Since the first month of the year is named after the two-faced god Janus, it would be remiss to look ahead to 2025 without looking back at 2024. Some may query the above confidence in this Quality Growth philosophy given the lacklustre returns of the previous year, especially in a year when many indices, gold and even crypto saw spectacular returns. As we pointed out frequently last year, many of the companies and sectors that we did not hold such as semiconductors, defence companies and banks, fall foul of one or more of our Ten Golden Rules, a framework we use to manage risk. Even if the stock prices double and treble, we cannot and will not own businesses that do not meet our strict tests. This will almost certainly cause us to lag benchmarks when these companies and sectors are in favour, as happened last year.

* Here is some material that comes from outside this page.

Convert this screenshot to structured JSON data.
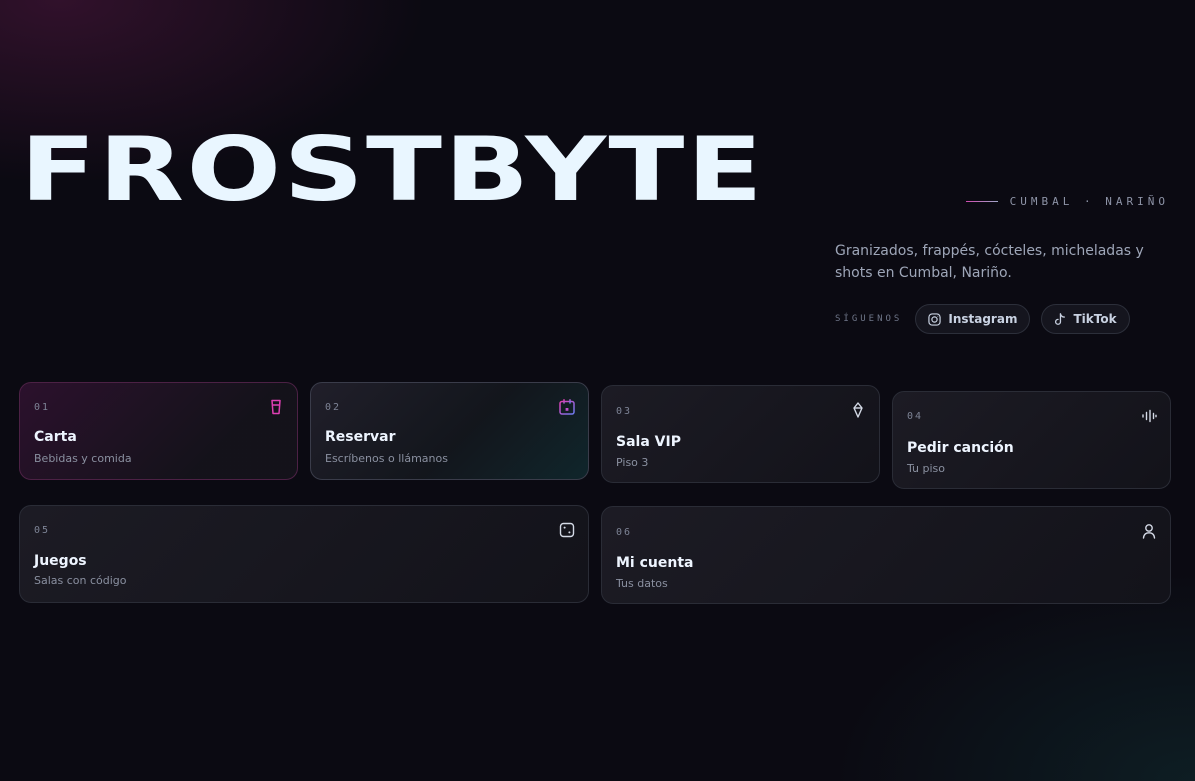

But it also lagged because of what we did hold. First, many of the long duration businesses in the portfolio were held back with the US10Y yield rising from 3.8 per cent to 4.6 per cent; not as dramatic as 2022 but still a marked rise. Second, several of our stocks encountered difficulties which drove their stock prices down. We manage the risk of our portfolios on the basis of their earnings risk and aim to have as diversified a source of earnings growth as we can. It is highly unusual to see so many disparate and unrelated events drive stocks lower at the same time. Fears around the disruptive effect of AI, weak macro leading to declines in US vet visits and a weak biotech funding environment came at the same time as changes to the Italian meal voucher system, lower growth in TAVR heart procedures and the tragic murder of an executive of one of our companies. All of these affected different companies within our portfolio. Yet with the business models intact, earnings growth in most cases the same or better and similar levels of diversified earnings risk, the expected returns for our companies have improved and prospects for the year ahead are good. 

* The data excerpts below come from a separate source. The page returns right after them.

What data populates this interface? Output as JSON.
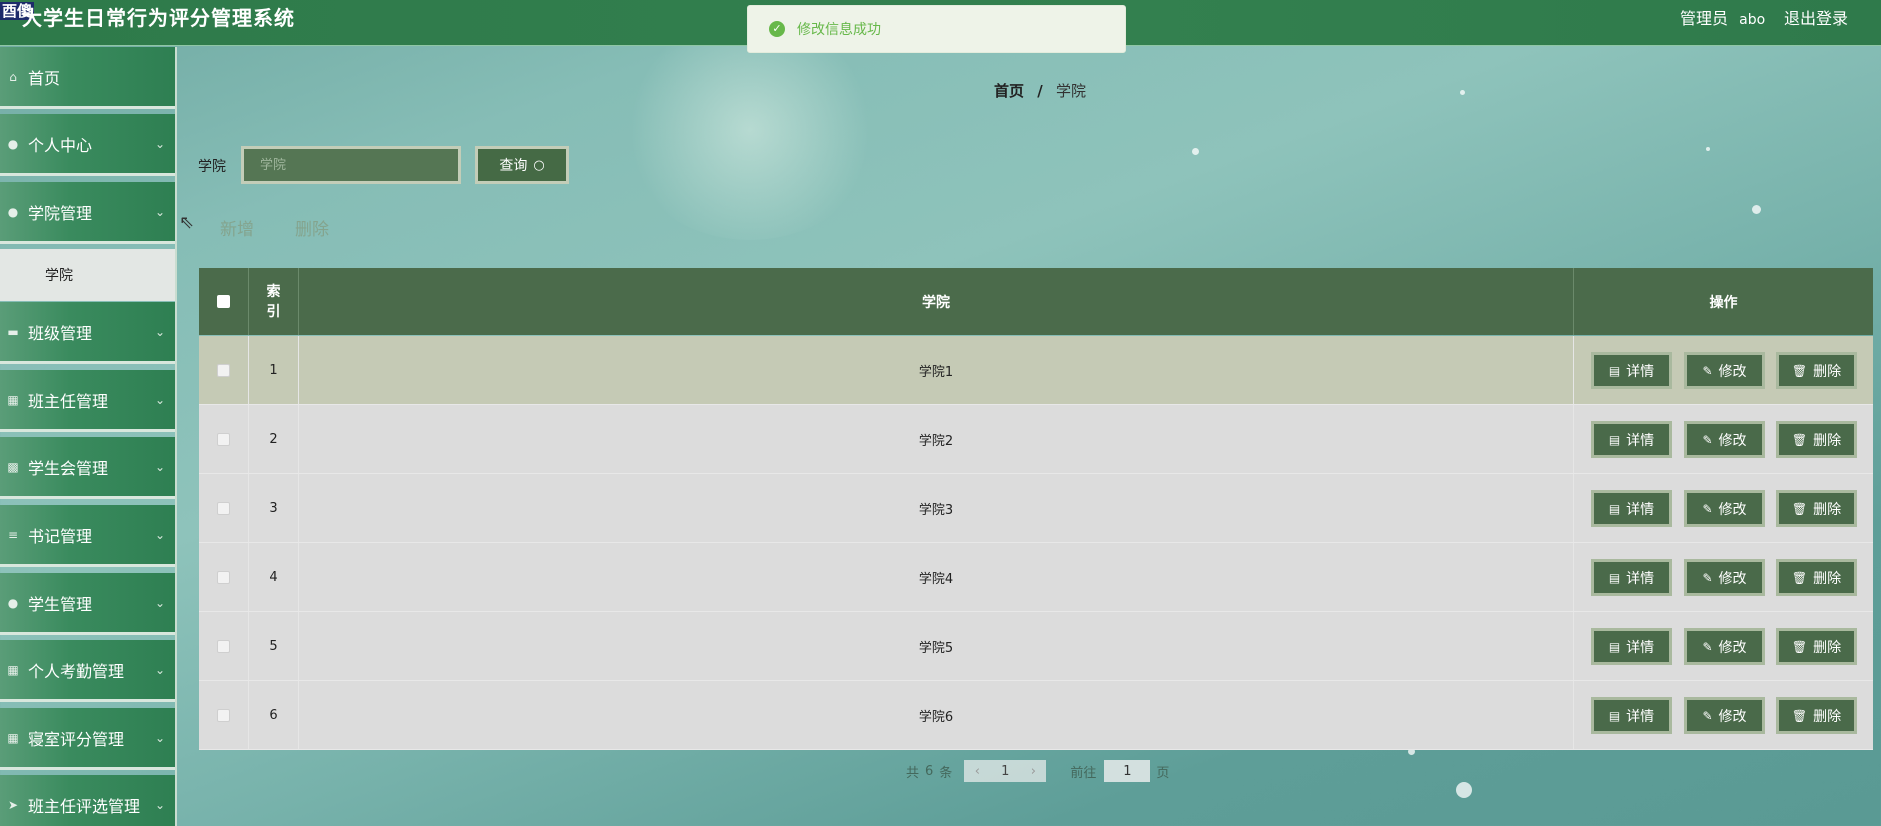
{
  "app": {
    "logo_tag": "酉傻",
    "title": "大学生日常行为评分管理系统",
    "user_role": "管理员",
    "username": "abo",
    "logout_label": "退出登录"
  },
  "toast": {
    "message": "修改信息成功",
    "color": "#67b84a"
  },
  "sidebar": {
    "items": [
      {
        "label": "首页",
        "icon": "home-icon"
      },
      {
        "label": "个人中心",
        "icon": "user-icon"
      },
      {
        "label": "学院管理",
        "icon": "user-icon"
      },
      {
        "label": "班级管理",
        "icon": "chat-icon"
      },
      {
        "label": "班主任管理",
        "icon": "grid-icon"
      },
      {
        "label": "学生会管理",
        "icon": "picture-icon"
      },
      {
        "label": "书记管理",
        "icon": "list-icon"
      },
      {
        "label": "学生管理",
        "icon": "user-icon"
      },
      {
        "label": "个人考勤管理",
        "icon": "grid-icon"
      },
      {
        "label": "寝室评分管理",
        "icon": "grid-icon"
      },
      {
        "label": "班主任评选管理",
        "icon": "send-icon"
      }
    ],
    "submenu_label": "学院"
  },
  "breadcrumb": {
    "home": "首页",
    "separator": "/",
    "current": "学院"
  },
  "search": {
    "label": "学院",
    "placeholder": "学院",
    "button_label": "查询"
  },
  "toolbar": {
    "add_label": "新增",
    "delete_label": "删除"
  },
  "table": {
    "headers": {
      "index": "索\n引",
      "college": "学院",
      "actions": "操作"
    },
    "rows": [
      {
        "index": "1",
        "college": "学院1"
      },
      {
        "index": "2",
        "college": "学院2"
      },
      {
        "index": "3",
        "college": "学院3"
      },
      {
        "index": "4",
        "college": "学院4"
      },
      {
        "index": "5",
        "college": "学院5"
      },
      {
        "index": "6",
        "college": "学院6"
      }
    ],
    "action_labels": {
      "detail": "详情",
      "edit": "修改",
      "delete": "删除"
    }
  },
  "pagination": {
    "total_prefix": "共",
    "total": "6",
    "total_suffix": "条",
    "current_page": "1",
    "goto_prefix": "前往",
    "goto_value": "1",
    "goto_suffix": "页"
  },
  "colors": {
    "header_green": "#33804f",
    "table_header": "#4b6b4b",
    "action_button": "#4a6a4a",
    "success": "#67b84a"
  }
}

Confidence amidst uncertainty

So 2025 may be the year that Trump signs a Mar-a-Lago Accord with China, brokers peace deals in Ukraine and the Middle East and starts stockpiling bitcoin so that it reaches $200,000. But it could be the year that another scandal sees crypto plummet, that China invades Taiwan and that the Trump-Musk honeymoon comes to an end. And of course, it could also be the year when none of these things happen. 

In a world of uncertainty, we gain confidence from the individual prospects of our companies, their ability to generate high and predictable levels of earnings growth. These companies reduce the levels of uncertainty which all investors face. They don’t remove it entirely. As 2024 so readily demonstrated to us and for you as our investors, even the best companies can be shaken by bouts of doubt. But by focussing on company fundamentals, we try to stay one step removed from the madness of crowds. It is this stability and predictability in a world of uncertainty, noise and fog, that gives us the confidence to keep doing what we have done for the past 35 years. 

Q. Macfarlane,

31st December 2024


1Musk is not alone in this belief. NASA’s Psyche mission was initiated in 2015 and is currently en route to the asteroid Psyche to learn more about it.

2All figures from Congressional Budget Office (CBO), https://www.cbo.gov

3With the resignation of Matt Gaetz, the Republicans’ 219-215 majority can only afford one defection, as occurred with the recent election of House Speaker. Their 53-47 majority in the Senate affords them a little more room with two potential defections possible.  

4Whether it was Reagan’s commission to “root out inefficiency” in 1982, Clinton’s ‘National Partnership for Reinventing Government’ in 1993 or even Trump’s previous attempts to cut red tape in 2017, tearing up regulations and cutting spending proved far harder than the initial outlining of grand saving plans.